Initially, our goal was to attach a Jansen linkage mechanism to a full-size skateboard. However, early in the process we realized that scaling to a real skateboard introduced significant challenges, particularly in terms of torque requirements and maintaining proper link proportions. As a result, we intentionally reduced the scope of the project and transitioned to using a toddler-sized skateboard. This allowed us to better match the scale of our mechanism to the available actuation and made testing more manageable.
Throughout prototyping, we explored multiple linkage sizes and manufacturing methods. We laser cut a set of linkages at approximately three-fourths the size of our original prototype to better evaluate motion while maintaining reasonable strength. In parallel, we also 3D printed a smaller set of links at half scale. After testing both versions, we found that the half-scale 3D printed linkages were better suited for the toddler skateboard, as they provided a more appropriate balance between size, motion, and required torque. As a result, this became the basis for our final design.
Our actuation strategy also evolved significantly. Initially, we planned to use a stepper motor controlled by an Arduino and motor driver. However, after spending several hours wiring and debugging the system—including verifying voltage levels and software outputs—we were unable to get the motor functioning reliably. Due to time constraints, we pivoted to a simpler and more reliable solution by repurposing a 12V DC motor from a previous project. This allowed us to continue testing mechanical performance without being blocked by electrical integration issues.

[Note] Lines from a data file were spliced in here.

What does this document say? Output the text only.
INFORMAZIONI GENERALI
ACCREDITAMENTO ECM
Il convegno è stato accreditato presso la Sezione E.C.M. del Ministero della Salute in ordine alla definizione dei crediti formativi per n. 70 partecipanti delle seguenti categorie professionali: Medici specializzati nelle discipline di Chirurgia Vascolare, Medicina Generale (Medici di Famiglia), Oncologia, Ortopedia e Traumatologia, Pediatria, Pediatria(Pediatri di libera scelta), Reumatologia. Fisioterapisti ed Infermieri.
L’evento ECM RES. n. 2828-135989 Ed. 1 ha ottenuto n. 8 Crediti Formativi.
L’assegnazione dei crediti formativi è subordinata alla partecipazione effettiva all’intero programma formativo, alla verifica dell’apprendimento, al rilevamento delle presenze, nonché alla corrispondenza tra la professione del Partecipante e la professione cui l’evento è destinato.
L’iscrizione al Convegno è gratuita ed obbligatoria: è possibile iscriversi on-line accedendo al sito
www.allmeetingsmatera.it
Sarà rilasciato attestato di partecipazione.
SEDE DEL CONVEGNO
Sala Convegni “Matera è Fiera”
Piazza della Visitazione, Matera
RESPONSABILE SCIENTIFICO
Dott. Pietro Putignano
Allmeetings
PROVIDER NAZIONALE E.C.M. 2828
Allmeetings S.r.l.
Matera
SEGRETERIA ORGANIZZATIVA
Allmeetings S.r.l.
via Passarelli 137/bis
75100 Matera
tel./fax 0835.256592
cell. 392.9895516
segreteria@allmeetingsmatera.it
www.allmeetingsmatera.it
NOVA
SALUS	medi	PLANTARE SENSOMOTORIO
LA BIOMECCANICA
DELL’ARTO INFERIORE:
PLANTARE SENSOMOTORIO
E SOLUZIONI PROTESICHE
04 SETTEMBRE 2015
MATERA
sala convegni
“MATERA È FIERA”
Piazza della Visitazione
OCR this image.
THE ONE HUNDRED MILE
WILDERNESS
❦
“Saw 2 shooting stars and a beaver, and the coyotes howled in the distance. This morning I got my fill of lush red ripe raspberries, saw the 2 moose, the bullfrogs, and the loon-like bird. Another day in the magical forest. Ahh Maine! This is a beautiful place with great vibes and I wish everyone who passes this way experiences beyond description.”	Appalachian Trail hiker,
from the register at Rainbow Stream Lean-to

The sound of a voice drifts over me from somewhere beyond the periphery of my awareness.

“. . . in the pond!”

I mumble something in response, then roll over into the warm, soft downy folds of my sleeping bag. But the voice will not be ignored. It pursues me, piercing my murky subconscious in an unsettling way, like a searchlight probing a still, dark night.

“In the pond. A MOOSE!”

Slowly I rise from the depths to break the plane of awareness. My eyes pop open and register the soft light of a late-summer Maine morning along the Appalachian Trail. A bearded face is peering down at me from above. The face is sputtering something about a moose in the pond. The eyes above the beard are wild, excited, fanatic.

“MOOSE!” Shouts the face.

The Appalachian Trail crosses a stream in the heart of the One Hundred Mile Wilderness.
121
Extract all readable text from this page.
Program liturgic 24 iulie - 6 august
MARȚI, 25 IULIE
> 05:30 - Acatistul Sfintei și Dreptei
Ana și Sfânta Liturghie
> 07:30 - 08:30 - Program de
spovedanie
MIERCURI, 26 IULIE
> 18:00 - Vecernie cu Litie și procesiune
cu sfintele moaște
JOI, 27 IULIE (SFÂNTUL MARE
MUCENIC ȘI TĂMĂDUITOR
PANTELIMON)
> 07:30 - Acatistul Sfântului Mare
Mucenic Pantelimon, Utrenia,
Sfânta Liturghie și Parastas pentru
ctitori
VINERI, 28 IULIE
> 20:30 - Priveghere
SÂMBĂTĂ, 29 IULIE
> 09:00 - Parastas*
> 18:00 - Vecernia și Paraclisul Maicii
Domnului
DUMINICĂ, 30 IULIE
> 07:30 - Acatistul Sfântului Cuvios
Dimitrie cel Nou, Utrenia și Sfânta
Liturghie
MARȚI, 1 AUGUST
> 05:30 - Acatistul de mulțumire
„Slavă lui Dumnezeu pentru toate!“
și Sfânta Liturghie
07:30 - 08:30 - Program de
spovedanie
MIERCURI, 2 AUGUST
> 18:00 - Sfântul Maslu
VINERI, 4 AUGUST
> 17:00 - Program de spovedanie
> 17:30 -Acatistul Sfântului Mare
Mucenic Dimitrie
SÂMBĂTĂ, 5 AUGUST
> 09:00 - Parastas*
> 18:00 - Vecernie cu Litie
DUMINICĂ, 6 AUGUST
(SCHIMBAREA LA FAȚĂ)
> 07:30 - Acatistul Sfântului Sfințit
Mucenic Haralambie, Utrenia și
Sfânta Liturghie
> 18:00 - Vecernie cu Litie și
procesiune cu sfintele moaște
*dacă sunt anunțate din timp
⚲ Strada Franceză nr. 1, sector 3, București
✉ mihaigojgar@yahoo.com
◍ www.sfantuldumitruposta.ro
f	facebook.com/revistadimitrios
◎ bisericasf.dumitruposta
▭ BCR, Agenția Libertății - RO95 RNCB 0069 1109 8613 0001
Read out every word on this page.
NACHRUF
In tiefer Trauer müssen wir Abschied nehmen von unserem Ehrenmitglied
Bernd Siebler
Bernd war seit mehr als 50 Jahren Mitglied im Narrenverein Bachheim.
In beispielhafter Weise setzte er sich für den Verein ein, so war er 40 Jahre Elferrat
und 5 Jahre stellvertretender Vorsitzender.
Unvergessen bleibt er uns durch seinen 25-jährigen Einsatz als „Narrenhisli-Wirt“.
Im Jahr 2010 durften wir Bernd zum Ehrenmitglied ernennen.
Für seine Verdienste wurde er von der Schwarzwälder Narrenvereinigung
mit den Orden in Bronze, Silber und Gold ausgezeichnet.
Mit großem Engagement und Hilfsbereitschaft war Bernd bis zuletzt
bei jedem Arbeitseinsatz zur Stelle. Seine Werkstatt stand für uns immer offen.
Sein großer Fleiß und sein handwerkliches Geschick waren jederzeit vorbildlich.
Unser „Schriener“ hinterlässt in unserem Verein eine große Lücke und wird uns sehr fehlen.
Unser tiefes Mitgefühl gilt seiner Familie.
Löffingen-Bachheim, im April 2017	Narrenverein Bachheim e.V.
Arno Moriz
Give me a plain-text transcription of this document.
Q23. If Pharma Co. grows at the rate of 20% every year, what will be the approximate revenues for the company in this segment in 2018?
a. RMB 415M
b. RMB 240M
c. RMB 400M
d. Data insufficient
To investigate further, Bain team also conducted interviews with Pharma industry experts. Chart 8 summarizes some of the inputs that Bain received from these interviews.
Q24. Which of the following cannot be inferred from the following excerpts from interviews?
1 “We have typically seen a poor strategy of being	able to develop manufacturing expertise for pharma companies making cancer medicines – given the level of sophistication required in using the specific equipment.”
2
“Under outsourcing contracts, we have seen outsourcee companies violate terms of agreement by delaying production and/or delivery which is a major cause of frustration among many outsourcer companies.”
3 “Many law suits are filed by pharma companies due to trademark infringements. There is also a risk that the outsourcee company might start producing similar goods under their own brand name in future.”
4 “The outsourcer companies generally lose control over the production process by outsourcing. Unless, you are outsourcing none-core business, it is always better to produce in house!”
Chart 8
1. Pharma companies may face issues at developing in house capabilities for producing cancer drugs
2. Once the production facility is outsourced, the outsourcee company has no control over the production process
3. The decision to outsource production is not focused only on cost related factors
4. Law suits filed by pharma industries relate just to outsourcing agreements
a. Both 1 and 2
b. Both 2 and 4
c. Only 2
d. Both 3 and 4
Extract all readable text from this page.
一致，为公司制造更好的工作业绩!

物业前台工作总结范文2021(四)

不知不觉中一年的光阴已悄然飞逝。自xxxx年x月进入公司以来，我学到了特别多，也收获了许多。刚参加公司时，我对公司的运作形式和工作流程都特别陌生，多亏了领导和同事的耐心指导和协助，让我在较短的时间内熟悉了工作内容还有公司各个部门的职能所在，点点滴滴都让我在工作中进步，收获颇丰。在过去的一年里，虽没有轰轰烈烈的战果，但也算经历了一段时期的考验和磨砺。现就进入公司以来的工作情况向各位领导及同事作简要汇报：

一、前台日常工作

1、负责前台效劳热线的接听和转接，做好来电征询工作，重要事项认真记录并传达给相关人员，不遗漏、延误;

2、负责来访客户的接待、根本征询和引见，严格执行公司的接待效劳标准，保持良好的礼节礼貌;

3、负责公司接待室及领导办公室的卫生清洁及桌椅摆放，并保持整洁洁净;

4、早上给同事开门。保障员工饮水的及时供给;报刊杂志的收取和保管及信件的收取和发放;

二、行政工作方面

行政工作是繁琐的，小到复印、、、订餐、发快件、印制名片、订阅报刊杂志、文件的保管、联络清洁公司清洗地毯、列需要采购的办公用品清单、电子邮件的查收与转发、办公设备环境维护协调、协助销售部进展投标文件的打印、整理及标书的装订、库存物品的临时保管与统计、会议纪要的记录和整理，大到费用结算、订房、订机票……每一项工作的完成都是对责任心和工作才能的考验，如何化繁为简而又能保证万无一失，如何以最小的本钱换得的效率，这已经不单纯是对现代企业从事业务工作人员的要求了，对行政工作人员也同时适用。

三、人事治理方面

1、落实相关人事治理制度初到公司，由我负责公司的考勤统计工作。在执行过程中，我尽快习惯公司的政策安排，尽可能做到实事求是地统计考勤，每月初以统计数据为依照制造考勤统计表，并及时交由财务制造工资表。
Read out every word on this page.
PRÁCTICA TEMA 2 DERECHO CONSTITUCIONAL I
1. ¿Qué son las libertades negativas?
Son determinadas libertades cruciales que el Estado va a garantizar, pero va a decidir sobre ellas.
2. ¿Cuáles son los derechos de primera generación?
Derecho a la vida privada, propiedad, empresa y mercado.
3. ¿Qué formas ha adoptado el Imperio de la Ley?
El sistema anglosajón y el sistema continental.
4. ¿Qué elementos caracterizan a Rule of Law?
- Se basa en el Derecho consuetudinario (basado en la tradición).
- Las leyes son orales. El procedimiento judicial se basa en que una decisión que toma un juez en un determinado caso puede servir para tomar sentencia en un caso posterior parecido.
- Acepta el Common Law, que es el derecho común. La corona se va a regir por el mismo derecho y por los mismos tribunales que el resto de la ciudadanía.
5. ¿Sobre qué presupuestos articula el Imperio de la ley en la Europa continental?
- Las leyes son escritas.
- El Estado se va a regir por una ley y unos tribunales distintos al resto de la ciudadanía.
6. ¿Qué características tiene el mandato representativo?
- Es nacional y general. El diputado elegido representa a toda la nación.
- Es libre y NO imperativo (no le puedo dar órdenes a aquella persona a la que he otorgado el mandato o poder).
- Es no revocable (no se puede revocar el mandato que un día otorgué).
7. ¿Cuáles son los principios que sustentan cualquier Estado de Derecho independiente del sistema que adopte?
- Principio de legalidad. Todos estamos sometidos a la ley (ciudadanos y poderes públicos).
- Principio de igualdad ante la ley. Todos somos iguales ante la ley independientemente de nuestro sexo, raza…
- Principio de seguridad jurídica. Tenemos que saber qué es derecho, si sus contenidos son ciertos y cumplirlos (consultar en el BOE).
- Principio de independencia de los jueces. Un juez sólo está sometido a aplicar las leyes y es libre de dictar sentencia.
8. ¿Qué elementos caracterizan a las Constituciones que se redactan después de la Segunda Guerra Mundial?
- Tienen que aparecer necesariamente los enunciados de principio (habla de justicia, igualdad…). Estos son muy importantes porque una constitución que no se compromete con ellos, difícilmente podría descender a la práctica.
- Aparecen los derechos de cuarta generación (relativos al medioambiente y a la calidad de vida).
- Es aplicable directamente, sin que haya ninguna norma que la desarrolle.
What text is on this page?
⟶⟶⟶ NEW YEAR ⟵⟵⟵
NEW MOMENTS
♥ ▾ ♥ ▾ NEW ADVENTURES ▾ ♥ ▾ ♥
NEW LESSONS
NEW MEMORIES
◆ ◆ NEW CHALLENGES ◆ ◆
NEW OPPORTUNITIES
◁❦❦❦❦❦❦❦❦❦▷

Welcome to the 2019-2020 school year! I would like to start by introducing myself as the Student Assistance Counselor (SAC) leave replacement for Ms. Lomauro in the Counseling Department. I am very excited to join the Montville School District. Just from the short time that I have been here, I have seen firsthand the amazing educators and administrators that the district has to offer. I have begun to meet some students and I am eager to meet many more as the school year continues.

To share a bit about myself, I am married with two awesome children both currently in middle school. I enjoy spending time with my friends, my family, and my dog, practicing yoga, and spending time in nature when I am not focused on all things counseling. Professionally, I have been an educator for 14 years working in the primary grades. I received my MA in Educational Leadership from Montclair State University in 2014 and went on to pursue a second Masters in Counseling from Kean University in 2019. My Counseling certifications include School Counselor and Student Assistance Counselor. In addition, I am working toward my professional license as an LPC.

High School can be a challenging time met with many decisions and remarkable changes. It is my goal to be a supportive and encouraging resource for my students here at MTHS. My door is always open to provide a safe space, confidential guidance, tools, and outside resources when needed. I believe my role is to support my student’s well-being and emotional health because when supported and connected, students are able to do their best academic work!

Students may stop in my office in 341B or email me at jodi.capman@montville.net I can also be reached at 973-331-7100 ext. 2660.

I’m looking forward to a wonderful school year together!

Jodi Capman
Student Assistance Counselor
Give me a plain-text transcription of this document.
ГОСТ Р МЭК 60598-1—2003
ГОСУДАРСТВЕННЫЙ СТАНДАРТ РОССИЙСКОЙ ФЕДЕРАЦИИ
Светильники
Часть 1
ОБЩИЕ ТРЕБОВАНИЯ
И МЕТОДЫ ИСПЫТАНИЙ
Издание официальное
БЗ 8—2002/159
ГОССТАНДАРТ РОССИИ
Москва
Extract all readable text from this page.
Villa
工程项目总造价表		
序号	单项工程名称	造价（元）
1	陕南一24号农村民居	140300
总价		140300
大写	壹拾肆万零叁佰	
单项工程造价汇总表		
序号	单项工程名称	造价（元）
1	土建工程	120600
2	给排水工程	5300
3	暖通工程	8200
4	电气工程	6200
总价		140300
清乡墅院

As we refined our mechanical design, we also made improvements to structural components. In our 3D printed parts, we determined that combining the A and L links into a triangular ground link significantly improved mounting. This design provided greater surface area for attachment to the skateboard and increased overall rigidity compared to our earlier configurations.
We also iterated on our gear design. Our initial gears were laser cut, but we found that they were too brittle and prone to failure under load. To address this, we transitioned to 3D printed gears, which offered improved durability and better performance during operation.
For mounting, we initially designed a fully 3D printed structure tailored to our original motor setup. However, after switching motors, this design was no longer compatible. Additionally, the print time for a revised version was estimated to exceed eight hours. Given time constraints, we opted to fabricate a mounting structure using wood, which allowed for faster iteration and sufficient structural support.
Ultimately, these iterative decisions—adjusting scale, refining linkage geometry, changing actuation methods, and selecting practical manufacturing approaches—guided us to our final design. Each challenge we encountered directly influenced our next steps, resulting in a system that successfully demonstrated the intended motion and functionality.